After we’d had enough of the campaign ads and questionable baked goods on TV, Scott and I ventured out into the 90-degree day for some shopping at The Grove, L.A.’s premiere Disneyland-like shopping plaza. Our mission was to find him some new shirts but we struck out at Zara and the Gap before venturing into the newly relocated Banana Republic, where we were greeted by a gorgeous white ball gown in the window. It turns out that costume designer Jacqueline Durran has collaborated with the retailer on a capsule collection inspired by her upcoming film Anna Karenina, but that white gown was the only item that recalled anything vaguely Russian, or vaguely aristocratic, for that matter.
A vignette just inside featured some neutral colored knits and sheath dresses with black signs indicating they were part of the Anna Karenina capsule, but they looked more like part of their popular mid-century Mad Men collaboration. I was really having a hard time seeing the connection even after reading a statement from Banana Republic’s Creative Director, Simon Keen, that “it’s really about taking key elements of that time period—sophisticated color, fabrics and beautiful detailing—and translating that into an updated wardrobe.” I don’t think I can get on board.

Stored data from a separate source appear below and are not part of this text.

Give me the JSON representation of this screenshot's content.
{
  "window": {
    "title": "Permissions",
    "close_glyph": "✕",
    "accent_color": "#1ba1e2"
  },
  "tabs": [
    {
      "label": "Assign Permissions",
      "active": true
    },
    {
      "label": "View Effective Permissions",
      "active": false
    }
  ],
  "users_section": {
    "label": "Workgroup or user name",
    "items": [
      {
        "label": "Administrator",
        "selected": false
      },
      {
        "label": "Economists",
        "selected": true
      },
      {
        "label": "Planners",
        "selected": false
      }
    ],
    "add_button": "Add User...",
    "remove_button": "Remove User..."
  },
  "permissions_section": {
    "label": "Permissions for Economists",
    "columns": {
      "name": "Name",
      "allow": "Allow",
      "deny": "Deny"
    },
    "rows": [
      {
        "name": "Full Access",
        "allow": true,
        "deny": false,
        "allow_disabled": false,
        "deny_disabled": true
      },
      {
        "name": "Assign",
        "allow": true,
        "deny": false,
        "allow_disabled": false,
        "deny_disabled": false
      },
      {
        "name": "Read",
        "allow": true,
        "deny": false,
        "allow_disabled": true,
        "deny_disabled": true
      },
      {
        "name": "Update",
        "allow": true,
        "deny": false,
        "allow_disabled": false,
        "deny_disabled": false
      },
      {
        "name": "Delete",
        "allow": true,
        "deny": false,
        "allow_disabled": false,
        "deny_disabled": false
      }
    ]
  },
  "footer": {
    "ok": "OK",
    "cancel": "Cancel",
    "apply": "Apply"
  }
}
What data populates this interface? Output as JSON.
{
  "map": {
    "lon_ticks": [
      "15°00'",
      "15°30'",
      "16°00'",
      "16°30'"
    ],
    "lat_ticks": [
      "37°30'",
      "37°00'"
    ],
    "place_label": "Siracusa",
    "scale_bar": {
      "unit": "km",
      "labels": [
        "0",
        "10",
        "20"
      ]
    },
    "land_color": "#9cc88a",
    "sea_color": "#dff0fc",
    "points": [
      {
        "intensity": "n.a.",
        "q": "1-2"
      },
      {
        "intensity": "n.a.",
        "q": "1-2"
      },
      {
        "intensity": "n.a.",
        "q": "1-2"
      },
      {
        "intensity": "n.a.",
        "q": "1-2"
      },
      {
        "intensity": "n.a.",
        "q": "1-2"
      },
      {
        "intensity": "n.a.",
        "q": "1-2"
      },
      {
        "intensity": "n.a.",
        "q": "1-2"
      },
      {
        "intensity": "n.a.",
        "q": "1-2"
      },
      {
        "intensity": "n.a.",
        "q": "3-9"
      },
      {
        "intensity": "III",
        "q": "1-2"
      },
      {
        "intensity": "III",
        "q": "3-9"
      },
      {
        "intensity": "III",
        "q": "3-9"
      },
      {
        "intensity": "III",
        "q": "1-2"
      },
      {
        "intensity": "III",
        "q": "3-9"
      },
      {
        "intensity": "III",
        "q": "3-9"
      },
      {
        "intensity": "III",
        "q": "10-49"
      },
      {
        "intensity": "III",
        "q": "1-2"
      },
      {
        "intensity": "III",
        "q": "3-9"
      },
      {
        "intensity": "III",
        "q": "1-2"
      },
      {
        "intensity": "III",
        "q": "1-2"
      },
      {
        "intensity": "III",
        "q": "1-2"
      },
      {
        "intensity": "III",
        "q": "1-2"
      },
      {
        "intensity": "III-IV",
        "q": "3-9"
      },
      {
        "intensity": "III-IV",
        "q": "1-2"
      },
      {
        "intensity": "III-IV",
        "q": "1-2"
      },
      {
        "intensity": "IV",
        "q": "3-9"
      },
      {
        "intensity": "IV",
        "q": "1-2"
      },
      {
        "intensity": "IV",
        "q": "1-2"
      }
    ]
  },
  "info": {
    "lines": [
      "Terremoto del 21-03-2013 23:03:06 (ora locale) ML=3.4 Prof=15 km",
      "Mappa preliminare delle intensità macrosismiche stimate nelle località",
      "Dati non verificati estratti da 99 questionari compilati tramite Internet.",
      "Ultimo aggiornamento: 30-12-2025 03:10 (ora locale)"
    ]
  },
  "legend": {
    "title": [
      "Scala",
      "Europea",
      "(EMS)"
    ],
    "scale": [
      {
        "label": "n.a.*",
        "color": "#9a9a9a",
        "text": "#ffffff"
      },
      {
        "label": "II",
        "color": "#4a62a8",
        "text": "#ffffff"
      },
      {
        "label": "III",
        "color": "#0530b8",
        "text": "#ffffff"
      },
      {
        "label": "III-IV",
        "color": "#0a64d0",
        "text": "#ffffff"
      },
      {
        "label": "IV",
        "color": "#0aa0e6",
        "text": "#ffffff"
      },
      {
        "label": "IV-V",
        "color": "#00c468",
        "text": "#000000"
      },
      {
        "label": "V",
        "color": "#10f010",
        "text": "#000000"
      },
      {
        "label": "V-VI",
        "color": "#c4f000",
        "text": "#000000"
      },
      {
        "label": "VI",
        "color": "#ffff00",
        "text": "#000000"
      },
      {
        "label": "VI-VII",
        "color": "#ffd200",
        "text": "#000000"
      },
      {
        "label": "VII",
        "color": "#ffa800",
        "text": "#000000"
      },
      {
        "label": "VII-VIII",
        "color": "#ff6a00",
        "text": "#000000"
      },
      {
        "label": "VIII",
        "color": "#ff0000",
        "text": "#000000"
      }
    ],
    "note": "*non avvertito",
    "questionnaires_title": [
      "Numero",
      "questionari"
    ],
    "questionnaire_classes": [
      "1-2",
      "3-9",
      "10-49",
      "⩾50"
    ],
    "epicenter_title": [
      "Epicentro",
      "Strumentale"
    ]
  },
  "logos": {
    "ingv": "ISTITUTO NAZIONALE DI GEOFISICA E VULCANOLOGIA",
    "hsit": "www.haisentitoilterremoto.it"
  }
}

For me, the key elements of that period are voluminous skirts involving petticoats and twenty pounds of silk taffeta and the frequent fainting spells associated with tightly laced corsets. I know those aren’t really key selling points for the modern woman so, from a marketing perspective, I can see why they left those things out. It’s just that there is so little connection with what nineteenth century Russian aristocrats wore that you could just as easily say it was inspired by the Sex Pistols or the Wild West. Maybe Banana Republic would be better off waiting for the Blu-ray release of Breakfast at Tiffany’s for a better fit.
Oh, that came out last year, you say? Well, I’ll call them if I think of anything else.